Uno de los más notables enigmas de la actual política española al constituir los consistorios de ayuntamientos o comunidades autónomas es el empeño en llamar "gobierno de progreso" a cualquier combinación que incluya a nacionalistas y partidos de izquierda, con tal de que excluya al PP. Es difícil imaginar por qué regla de tres semejantes contubernios pragmáticos -sin duda muy convenientes para los intereses particulares de quienes los protagonizan- representan un "progreso" para todos los demás. No soy de los que ven el futuro de un radiante color de rosa, pero aceptar que el país "progresa" hacia Javier Madrazo o Joan Tardà me parece francamente un pesimismo excesivo. Y ¿por qué diablos va a ser "progresista" que los socialistas formen gobierno en Navarra con NaBai, ese indudable frente nacionalista, con el que poco deberían tener que ver? A no ser que estén intentando retomar alguna de las cochinadas que tenían medio apalabradas el pasado noviembre con Batasuna y el PNV. Por cierto, ya vamos sabiendo cuál era el lema más despótico que ilustrado de las falsamente negadas negociaciones del aún más falsamente llamado proceso de paz: "todo para ETA pero sin ETA". Pues bien, de progreso nada.
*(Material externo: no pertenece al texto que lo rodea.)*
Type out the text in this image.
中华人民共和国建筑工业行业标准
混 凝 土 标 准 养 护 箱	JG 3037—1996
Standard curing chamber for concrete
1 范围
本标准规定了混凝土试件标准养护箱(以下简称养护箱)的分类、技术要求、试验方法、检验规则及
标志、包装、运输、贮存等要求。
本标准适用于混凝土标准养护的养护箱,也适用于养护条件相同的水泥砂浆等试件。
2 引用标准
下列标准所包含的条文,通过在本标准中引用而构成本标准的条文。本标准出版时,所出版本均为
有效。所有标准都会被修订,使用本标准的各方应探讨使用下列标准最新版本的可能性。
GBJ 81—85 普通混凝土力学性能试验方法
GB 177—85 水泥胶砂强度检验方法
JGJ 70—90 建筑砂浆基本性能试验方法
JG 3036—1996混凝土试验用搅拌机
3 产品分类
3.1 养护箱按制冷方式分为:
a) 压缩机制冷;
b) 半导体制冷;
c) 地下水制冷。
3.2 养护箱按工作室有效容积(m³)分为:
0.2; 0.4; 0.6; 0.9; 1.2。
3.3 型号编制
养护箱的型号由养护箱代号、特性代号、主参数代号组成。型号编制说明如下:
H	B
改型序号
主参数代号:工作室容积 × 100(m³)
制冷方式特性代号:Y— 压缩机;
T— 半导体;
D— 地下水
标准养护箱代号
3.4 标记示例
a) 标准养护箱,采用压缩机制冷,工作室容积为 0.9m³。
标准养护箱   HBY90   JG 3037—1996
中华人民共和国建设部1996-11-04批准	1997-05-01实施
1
La tradición nacionalista, separatista y disgregadora, es uno de los dos chancros reaccionarios que infectan el desarrollo democrático español desde el siglo XIX (el otro es el tradicionalismo clerical, que también sigue tristemente vigente como demuestra la polémica en torno a la Educación para la Ciudadanía). Nada hay de progresista en romper la igualdad legal o fiscal del Estado de Derecho ni en fórmulas de inmersión lingüística educativa y social que no sólo atropellan la lengua materna de los castellano hablantes sino que también amenazan la necesaria existencia de una lengua política común (véase Appiah, La ética de la identidad, ed. Katz), indispensable para el funcionamiento de una comunidad democrática plural. Este último abuso (negado con desfachatez por los cuentistas de turno, ya saben ustedes) es tan avasallador y dañino que sólo el desinterés de la mayoría de la población por cuestiones educativas y culturales explica que no haya una sublevación cívica masiva contra tales prácticas.

La izquierda devalúa la noción de progreso cuando la esgrime legitimadoramente en casos tan inverosímiles. Lo cual no deja de volverse a veces contra ella: Madrid ha pasado a ser -en su Ayuntamiento y su Comunidad- de "rompeolas de todas las Españas" a rompepelotas de todas las izquierdas, entre otras sutiles razones que los analistas estudian, porque en esta capital se han refugiado muchos de los damnificados por "gobiernos de progreso" periféricos que no están dispuestos a colaborar con su voto en la repetición de nada ni remotamente parecido. En el futuro inmediato, con una situación económica de bonanza decreciente y gran parte de la población acosada por la voracidad del Euribor como Baskerville lo fue por el célebre sabueso infernal, no serán los que llamen progreso a dificultar aún más las cosas segmentando estatutaria e insolidariamente los mercados o estableciendo barreras lingüísticas quienes van a conquistar la simpatía de los votantes... Y si no, al tiempo.

Algunos creemos que un enfoque progresista de la política sigue teniendo hoy sentido: es decir, que no compartimos la pataleta de quienes por indignación con los reaccionarios de izquierda se hacen reaccionarios de derechas o viceversa. Más bien se trata de buscar planteamientos de progreso que escapen al mero maniqueísmo partidista: quizá hoy se esté intentando también algo parecido en el nuevo Gobierno francés y en otros espacios de la Unión Europea. Merece la pena intentarlo en España, no como mera cuestión de debate académico, sino en el terreno de la representación parlamentaria: en ello estamos.

Fernando Savater es catedrático de Filosofía de la Universidad Complutense de Madrid.